An ongoing series to find out why one of the smaller states may had been the very state that lead us – that is also the United States into the hellhole politically. This subject is on “the media”.
“The media” gets a bad rap, and I suspect the phrase “the media” like it being “the enemy of the people” is unfairly characterized, but its improperly directed at the wrong groups. The people behind the institutions are often the targets, but it’s really the way the media has become a commercialized entity where the content is a slot machine, that like a modern day slot machine in Vegas is “rigged”. Lax rules in the industry by the FCC, helped make radio a painful medium no matter if it’s Class A AM or Class C FM. The content for a lack of a better word, sucks.
In order to be part of a productive member of a democratic society, one must be informed of their surroundings of their local institutions.
While some of the rules prior to the Telecommunications Act of 1996 were considered to be “anal” (like having a backup studio provisions), those same “anal” regulations was also what made our country a democracy, not some corporate/fascist governance that we have now subjected ourselves to. People are blindly obedient to comparing the media industry to any other industry, and what was never done in the media industry is OK because if it’s allowed in the widget industry; it can be applied to media.
Well if you treat a media company like a company that produces lightbulbs, there’s always an itch to scratch to lower the costs of producing content, and it’s not just people, but it’s also the resources, or an entire unit to produce important content that is greater than amusement.
I’ve been a life long resident of New Hampshire, and WZID the long time beautiful music/adult contemporary station has been a blowtorch to the people around a very decent coverage basically the southern part of the White Mountains, to the Boston city line, and from Keene to the Seacoast. The signal’s coverage can reach half million if they so wanted to get a wide audience. Around 1998, the station doubled down on the old female demographic, and presently the station is now a menopaual-to-death demographic. Not very diverse at all.
Their news department during a period of time in the late 1990s to the early 2000s highlighted the importance of covering events that was not just wrecks and fires, and the daily sex offender in the news, that WMUR-TV had exploited a half a decade before. There was once upon a time where WZID would send most likely their morning anchor to Concord and you’d see their mic flag at the State’s Legislative Office Building for comments on whatever was the most important pressing story in the state politics. What made their reporting unique was they were able to get sound cuts decent enough to sound “new” for the following day on New Hampshire in the Morning even if you had watched the 11:00 bulletin from Newsnine the evening before.

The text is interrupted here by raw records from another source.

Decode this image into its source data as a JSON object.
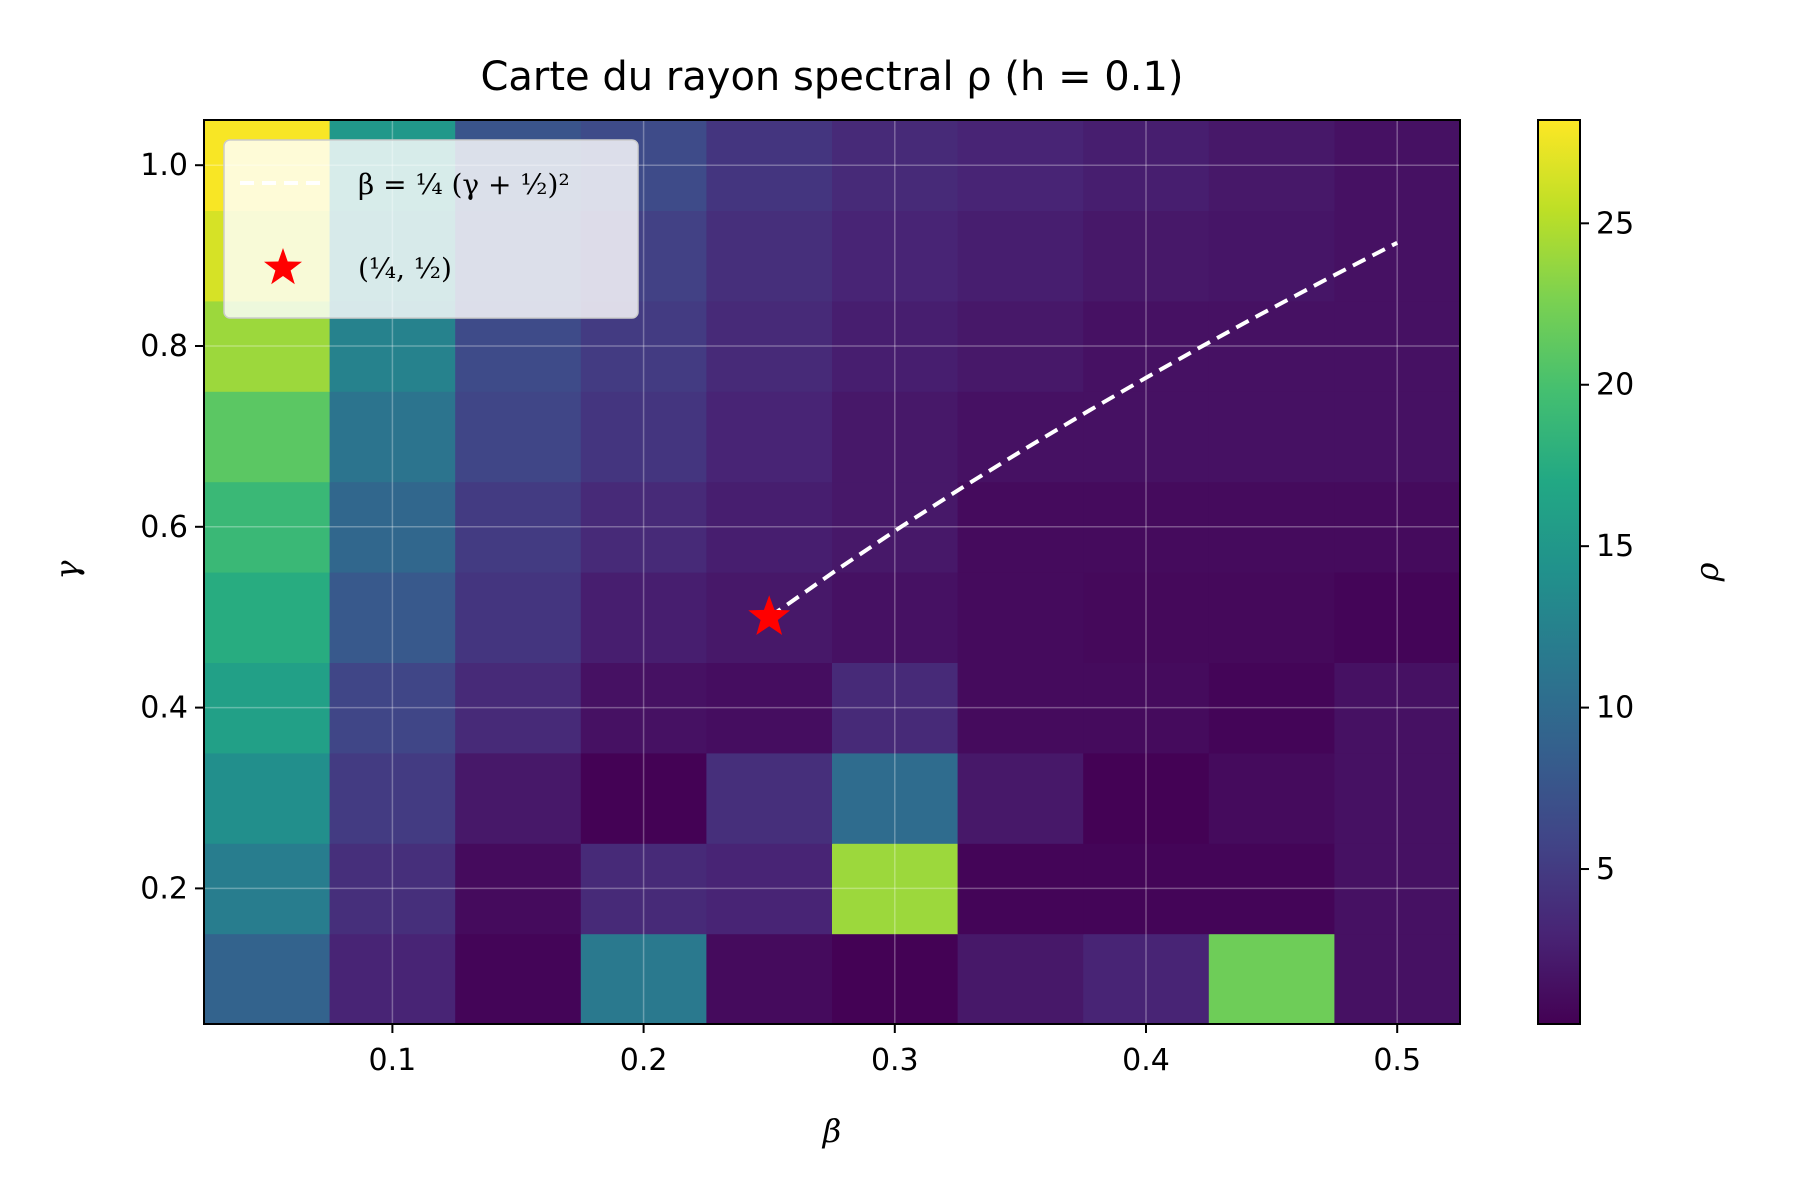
{
  "chart_data": {
    "type": "heatmap",
    "title": "Carte du rayon spectral ρ (h = 0.1)",
    "xlabel": "β",
    "ylabel": "γ",
    "colorbar_label": "ρ",
    "colormap": "viridis",
    "x_centers": [
      0.05,
      0.1,
      0.15,
      0.2,
      0.25,
      0.3,
      0.35,
      0.4,
      0.45,
      0.5
    ],
    "y_centers": [
      0.1,
      0.2,
      0.3,
      0.4,
      0.5,
      0.6,
      0.7,
      0.8,
      0.9,
      1.0
    ],
    "xlim": [
      0.025,
      0.525
    ],
    "ylim": [
      0.05,
      1.05
    ],
    "x_ticks": [
      "0.1",
      "0.2",
      "0.3",
      "0.4",
      "0.5"
    ],
    "x_tick_values": [
      0.1,
      0.2,
      0.3,
      0.4,
      0.5
    ],
    "y_ticks": [
      "0.2",
      "0.4",
      "0.6",
      "0.8",
      "1.0"
    ],
    "y_tick_values": [
      0.2,
      0.4,
      0.6,
      0.8,
      1.0
    ],
    "color_range": [
      0.2,
      28.2
    ],
    "colorbar_ticks": [
      "5",
      "10",
      "15",
      "20",
      "25"
    ],
    "colorbar_tick_values": [
      5,
      10,
      15,
      20,
      25
    ],
    "values": [
      [
        9.0,
        3.0,
        0.5,
        11.5,
        1.0,
        0.3,
        2.0,
        3.0,
        22.0,
        1.5
      ],
      [
        12.0,
        4.0,
        1.0,
        3.5,
        3.0,
        24.0,
        0.5,
        0.5,
        0.5,
        1.5
      ],
      [
        14.0,
        5.0,
        2.0,
        0.3,
        4.0,
        10.0,
        2.0,
        0.3,
        1.0,
        1.5
      ],
      [
        16.0,
        6.0,
        3.5,
        1.5,
        1.2,
        3.5,
        1.0,
        1.0,
        0.5,
        1.5
      ],
      [
        17.5,
        8.0,
        4.5,
        2.5,
        2.0,
        1.5,
        1.0,
        0.8,
        0.8,
        0.5
      ],
      [
        19.0,
        9.5,
        5.0,
        3.5,
        2.5,
        2.0,
        1.0,
        1.0,
        1.0,
        1.0
      ],
      [
        21.0,
        11.0,
        6.0,
        4.5,
        3.0,
        2.0,
        1.5,
        1.5,
        1.5,
        1.5
      ],
      [
        24.0,
        12.5,
        6.5,
        5.0,
        3.5,
        2.5,
        2.0,
        1.5,
        1.5,
        1.5
      ],
      [
        26.5,
        13.5,
        7.0,
        5.5,
        4.0,
        3.0,
        2.5,
        2.0,
        1.8,
        1.5
      ],
      [
        28.0,
        15.0,
        7.5,
        6.5,
        4.5,
        3.5,
        3.0,
        2.5,
        2.0,
        1.5
      ]
    ],
    "curve": {
      "name": "β = ¼ (γ + ½)²",
      "beta": [
        0.25,
        0.2775,
        0.3025,
        0.3275,
        0.3525,
        0.3775,
        0.4,
        0.4225,
        0.445,
        0.4725,
        0.5
      ],
      "gamma": [
        0.5,
        0.5535,
        0.6,
        0.6446,
        0.6874,
        0.7288,
        0.7649,
        0.8,
        0.8342,
        0.8748,
        0.9142
      ],
      "color": "#ffffff",
      "style": "dashed"
    },
    "marker": {
      "name": "(¼, ½)",
      "beta": 0.25,
      "gamma": 0.5,
      "color": "#ff0000",
      "shape": "star"
    },
    "grid": true,
    "legend_position": "top-left"
  }
}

The top and bottom of the hour news updates were solid as gold for radio at that time. As a kid at the time, the stories were long, but remember for radio, running a 90 second cut was considered to be very long for that time. While I do not have any airchecks of reporting, the station employed the anchors to write well too, because a lot of this required writing wrappers around those same sound cuts recorded the day before.
Some of their reporting they did, was very important for the generation who may have been exposed to WZID in their parent’s car today that they weren’t even alive before. Claremont comes to mind. Hell even Nate Greenberg made headlines when I had to listen to the station in places where I had no choice. WZID also did enterprise reporting, which for radio stations for that time, especially on FM was rarity, on health and other repetitive topics. In some ways, the reporting was comparable to what you would’ve heard on CBS radio, which was ironic because WFEA would carry the CBS News On The Hour (and sometimes I would tune to ‘FEA just to hear their local news after the World News Roundup at 8:00.) In a way the people in Manchester had an influence on what format they should go after, and it really was a CBS radio feel for sure.

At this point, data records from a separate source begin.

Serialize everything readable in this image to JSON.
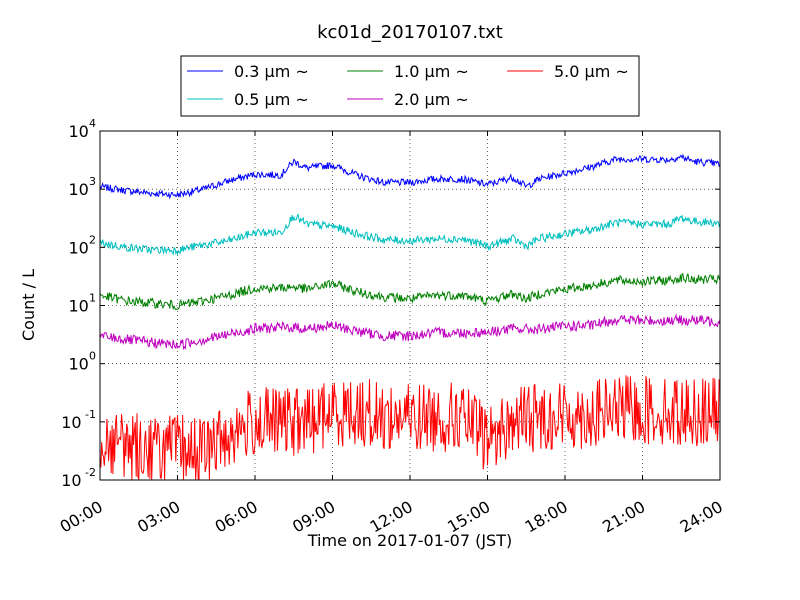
{
  "chart_data": {
    "type": "line",
    "title": "kc01d_20170107.txt",
    "xlabel": "Time on 2017-01-07 (JST)",
    "ylabel": "Count / L",
    "yscale": "log",
    "xlim": [
      "00:00",
      "24:00"
    ],
    "ylim": [
      0.01,
      10000
    ],
    "grid": true,
    "legend_position": "top-center",
    "x_ticks": [
      "00:00",
      "03:00",
      "06:00",
      "09:00",
      "12:00",
      "15:00",
      "18:00",
      "21:00",
      "24:00"
    ],
    "y_ticks": [
      {
        "base": "10",
        "exp": "-2",
        "value": 0.01
      },
      {
        "base": "10",
        "exp": "-1",
        "value": 0.1
      },
      {
        "base": "10",
        "exp": "0",
        "value": 1
      },
      {
        "base": "10",
        "exp": "1",
        "value": 10
      },
      {
        "base": "10",
        "exp": "2",
        "value": 100
      },
      {
        "base": "10",
        "exp": "3",
        "value": 1000
      },
      {
        "base": "10",
        "exp": "4",
        "value": 10000
      }
    ],
    "x": [
      "00:00",
      "01:00",
      "02:00",
      "03:00",
      "04:00",
      "05:00",
      "06:00",
      "07:00",
      "07:30",
      "08:00",
      "09:00",
      "10:00",
      "11:00",
      "12:00",
      "13:00",
      "14:00",
      "15:00",
      "16:00",
      "16:30",
      "17:00",
      "18:00",
      "19:00",
      "20:00",
      "21:00",
      "22:00",
      "22:30",
      "23:00",
      "24:00"
    ],
    "series": [
      {
        "name": "0.3 μm ~",
        "color": "#0000ff",
        "noise": 0.06,
        "values": [
          1100,
          950,
          850,
          800,
          1000,
          1400,
          1800,
          1750,
          3000,
          2300,
          2600,
          1700,
          1300,
          1300,
          1500,
          1500,
          1200,
          1600,
          1100,
          1500,
          1900,
          2400,
          3300,
          3300,
          3200,
          3600,
          3000,
          2700
        ]
      },
      {
        "name": "0.5 μm ~",
        "color": "#00bfbf",
        "noise": 0.07,
        "values": [
          120,
          100,
          90,
          90,
          110,
          130,
          180,
          180,
          350,
          250,
          230,
          170,
          135,
          130,
          140,
          140,
          105,
          140,
          105,
          140,
          170,
          200,
          270,
          250,
          250,
          320,
          280,
          260
        ]
      },
      {
        "name": "1.0 μm ~",
        "color": "#008000",
        "noise": 0.08,
        "values": [
          15,
          12,
          11,
          10,
          12,
          15,
          20,
          20,
          21,
          19,
          24,
          17,
          14,
          13,
          15,
          15,
          12,
          16,
          13,
          16,
          19,
          22,
          27,
          26,
          27,
          30,
          28,
          28
        ]
      },
      {
        "name": "2.0 μm ~",
        "color": "#bf00bf",
        "noise": 0.09,
        "values": [
          3,
          2.6,
          2.3,
          2.1,
          2.6,
          3.2,
          4,
          4.2,
          4.2,
          4,
          4.5,
          3.6,
          3,
          3,
          3.4,
          3.4,
          3.5,
          4,
          3.9,
          3.9,
          4.4,
          4.5,
          5.8,
          5.5,
          5.5,
          5.6,
          5.6,
          5.3
        ]
      },
      {
        "name": "5.0 μm ~",
        "color": "#ff0000",
        "noise": 0.6,
        "values": [
          0.05,
          0.04,
          0.035,
          0.035,
          0.03,
          0.06,
          0.1,
          0.1,
          0.1,
          0.1,
          0.15,
          0.15,
          0.12,
          0.12,
          0.12,
          0.12,
          0.05,
          0.1,
          0.12,
          0.12,
          0.13,
          0.13,
          0.16,
          0.16,
          0.15,
          0.15,
          0.15,
          0.15
        ]
      }
    ]
  }
}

Today WZID does news on both the morning and afternoon drive, but it’s basically just rip-and-read stories. This is typical of say a Kiss108, but not for a station that for all intensive purposes has a statewide reach in the core regions.
Ironically WZID’s owners haven’t changed. It has been under Saga Communications control in some form over that same time, while management has stayed local, which cannot be said the same with the competing i<3 cluster across the Bridge Street Bridge nearby CMC.
It’s really sad that in only 20 something years (I was about to enter fourth grade 25 years ago) to only in that amount of time to see how local media has stooped to; and much worse in previous generations.
In order to be part of a productive member of a democratic society, one must be informed of their surroundings of their local institutions. Now it’s just info-tainment information masquerading as “news” but I am not referring to the Kardashians either. They’ll dump a criminal with misdemeanor with the highest infractions as if they worse felon on society. Don’t even expect to hear if they will have soundcuts, or just read copy right off the wires.
People piss on the media, but their anger is not in the right direction, and sadly the media will never take any criticism because those few bad apples ruined it for all of us.